A iniciativa faz parte do programa Universidades Transformadoras, pactuada com o Ministério da Educação (MEC). O curso prevê a oferta de 50 vagas para estudantes e liberação de 11 códigos de vagas para professores. A aula inaugural e início das atividades acadêmicas estão previstos entre 2028 e 2029.
“Esse é um curso que se assenta fortemente na demanda de conhecer os bioativos da floresta amazônica e transformar esse conhecimento em riqueza, patentes, inovação e qualidade de vida para a sociedade”, disse Josimar Ferreira. Além disso, ele ressaltou a necessidade de conectar o novo curso às estruturas já consolidadas da Ufac, otimizando disciplinas e espaços curriculares em conjunto com as áreas de saúde e química.

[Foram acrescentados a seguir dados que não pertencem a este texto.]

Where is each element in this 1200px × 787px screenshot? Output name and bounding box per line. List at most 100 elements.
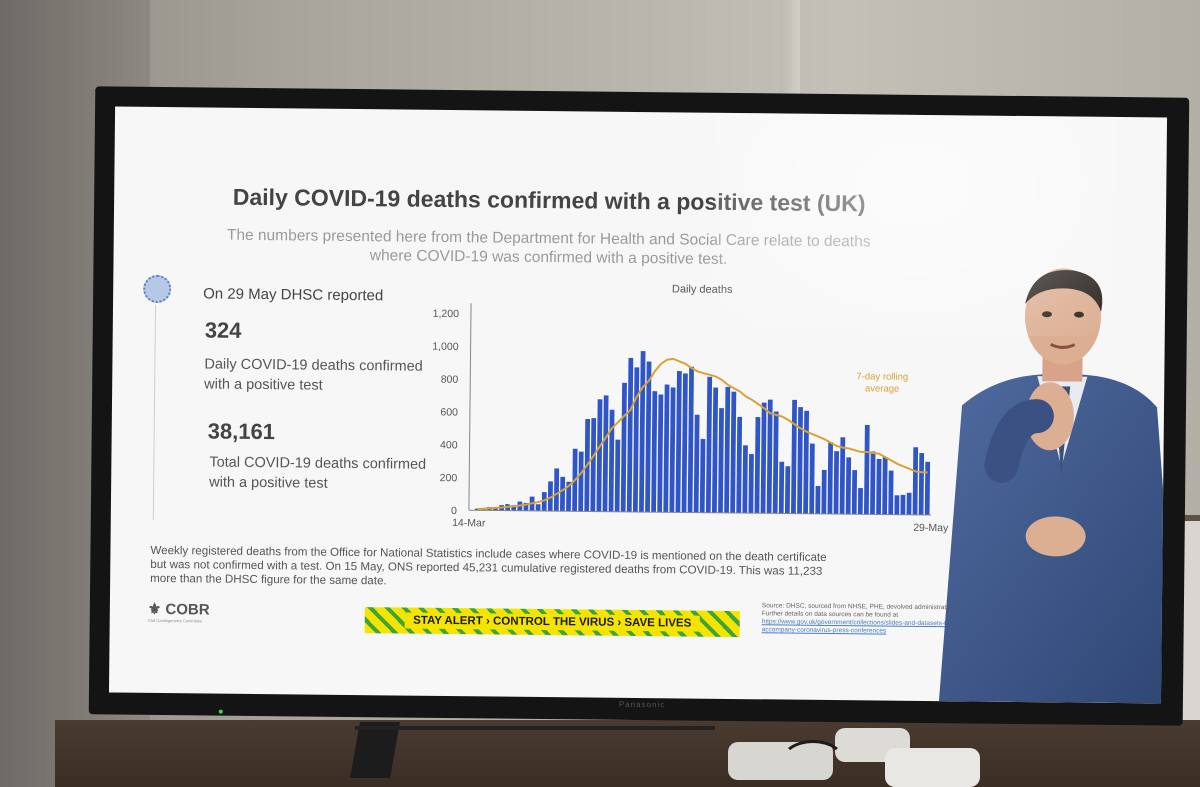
stay-alert-banner: STAY ALERT › CONTROL THE VIRUS › SAVE LI…	[364, 607, 740, 638]
daily-deaths-bar	[827, 442, 834, 515]
daily-deaths-bar	[639, 351, 646, 513]
y-tick-label: 1,200	[433, 308, 460, 320]
daily-deaths-desc: Daily COVID-19 deaths confirmed with a p…	[204, 356, 423, 394]
daily-deaths-bar	[626, 357, 634, 512]
y-tick-label: 600	[440, 406, 458, 418]
daily-deaths-bar	[797, 407, 803, 514]
daily-deaths-bar	[754, 417, 761, 514]
daily-deaths-value: 324	[204, 317, 242, 343]
tv-power-led	[218, 709, 223, 714]
wall-corner	[780, 0, 800, 120]
daily-deaths-bar	[632, 367, 640, 512]
daily-deaths-bar	[663, 384, 670, 513]
daily-deaths-bar	[566, 481, 572, 512]
daily-deaths-bar	[918, 453, 925, 515]
timeline-line	[152, 304, 157, 520]
daily-deaths-bar	[882, 456, 888, 515]
daily-deaths-bar	[839, 437, 846, 515]
daily-deaths-bar	[730, 391, 737, 514]
daily-deaths-bar	[870, 451, 876, 515]
y-tick-label: 1,000	[432, 341, 459, 353]
source-link[interactable]: https://www.gov.uk/government/collection…	[761, 618, 952, 635]
daily-deaths-bar	[602, 395, 609, 512]
y-tick-label: 800	[441, 374, 459, 386]
stay-alert-text: STAY ALERT › CONTROL THE VIRUS › SAVE LI…	[405, 612, 700, 632]
daily-deaths-bar	[845, 457, 852, 515]
daily-deaths-bar	[724, 386, 731, 513]
y-tick-label: 400	[440, 439, 458, 451]
daily-deaths-bar	[906, 492, 912, 515]
cobr-sub: Civil Contingencies Committee	[147, 617, 203, 624]
daily-deaths-bar	[791, 399, 797, 514]
x-axis-line	[468, 509, 931, 516]
daily-deaths-bar	[851, 470, 858, 515]
daily-deaths-bar	[705, 376, 713, 513]
x-start-label: 14-Mar	[452, 517, 486, 529]
daily-deaths-bar	[760, 402, 767, 514]
daily-deaths-bar	[888, 470, 894, 515]
tv-stand	[355, 726, 715, 782]
daily-deaths-bar	[578, 451, 584, 512]
daily-deaths-bar	[657, 394, 664, 513]
daily-deaths-bar	[876, 459, 882, 515]
daily-deaths-bar	[620, 382, 627, 512]
television: Panasonic Daily COVID-19 deaths confirme…	[88, 86, 1190, 726]
daily-deaths-bar	[541, 492, 547, 512]
daily-deaths-bar	[560, 476, 566, 512]
tv-brand-logo: Panasonic	[618, 699, 666, 710]
tv-cabinet	[55, 720, 1200, 787]
daily-deaths-bar	[553, 468, 560, 512]
total-deaths-value: 38,161	[207, 418, 276, 445]
daily-deaths-bar	[894, 495, 900, 515]
daily-deaths-bar	[736, 416, 743, 514]
y-axis-line	[468, 303, 472, 511]
daily-deaths-bar	[651, 391, 658, 513]
slide-subtitle: The numbers presented here from the Depa…	[226, 226, 871, 268]
briefing-slide: Daily COVID-19 deaths confirmed with a p…	[109, 106, 1168, 704]
daily-deaths-bar	[778, 461, 785, 514]
daily-deaths-bar	[742, 445, 748, 514]
total-deaths-desc: Total COVID-19 deaths confirmed with a p…	[209, 454, 427, 492]
daily-deaths-bar	[693, 414, 700, 513]
x-end-label: 29-May	[913, 522, 949, 534]
daily-deaths-bar	[900, 494, 906, 515]
tv-screen: Daily COVID-19 deaths confirmed with a p…	[108, 106, 1168, 704]
daily-deaths-bar	[809, 443, 815, 514]
rolling-average-label: 7-day rolling	[856, 371, 908, 383]
daily-deaths-bar	[857, 488, 863, 515]
daily-deaths-bar	[718, 408, 724, 513]
cable	[780, 740, 846, 786]
daily-deaths-bar	[535, 504, 541, 511]
cobr-logo: ⚜ COBR	[147, 600, 210, 619]
daily-deaths-bar	[863, 424, 870, 515]
daily-deaths-bar	[614, 439, 621, 512]
daily-deaths-bar	[766, 399, 773, 514]
daily-deaths-bar	[803, 410, 810, 514]
daily-deaths-bar	[675, 371, 682, 513]
daily-deaths-bar	[687, 366, 694, 513]
daily-deaths-bar	[699, 438, 706, 513]
daily-deaths-bar	[608, 409, 615, 512]
chart-title: Daily deaths	[672, 283, 733, 296]
reported-label: On 29 May DHSC reported	[203, 285, 384, 305]
y-tick-label: 0	[451, 505, 457, 517]
daily-deaths-bar	[596, 399, 603, 512]
daily-deaths-bar	[645, 361, 652, 513]
daily-deaths-chart: Daily deaths 0 200 400 600 800 1,000 1,200 7-day…	[432, 283, 949, 534]
daily-deaths-bar	[833, 451, 839, 515]
y-tick-label: 200	[440, 472, 458, 484]
daily-deaths-bar	[815, 485, 821, 514]
rolling-average-line	[477, 357, 928, 511]
ons-note: Weekly registered deaths from the Office…	[150, 543, 827, 588]
daily-deaths-bar	[784, 466, 791, 514]
console-device	[885, 748, 980, 787]
daily-deaths-bar	[912, 447, 919, 515]
daily-deaths-bar	[821, 469, 827, 514]
virus-icon	[143, 274, 172, 304]
daily-deaths-bar	[712, 387, 719, 513]
daily-deaths-bar	[590, 418, 597, 512]
daily-deaths-bar	[669, 387, 676, 513]
daily-deaths-bar	[772, 411, 779, 514]
source-text: Source: DHSC, sourced from NHSE, PHE, de…	[761, 602, 960, 619]
rolling-average-label: average	[865, 383, 899, 394]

A presidente da comissão de criação do curso, Andréia Andrade, lembrou que o projeto começou em 2011. “Hoje nos reunimos com a perspectiva de viabilizar a abertura do curso diante do que já temos na instituição. Nosso objetivo é ofertar uma formação generalista, com investimento otimizado na estrutura existente e com forte inserção na pesquisa e extensão, aproveitando a nossa biodiversidade e criando caminho para futuros programas de pós-graduação.”
Também participaram da reunião representantes externos da categoria profissional, como a ex-conselheira federal, membro da comissão e diretora de Relações Institucionais da Fenafar, Isabela de Oliveira Sobrinho. “Acompanhei a busca por esse projeto pedagógico desde o início e ver essa etapa final é um avanço enorme”, pontuou. “É um trabalho a muitas mãos para trazer o melhor para a Ufac. Trata-se de um curso de grande magnitude, focado em tecnologias de medicamentos e em pesquisas com nossas plantas nativas para gerar qualidade de vida à população.”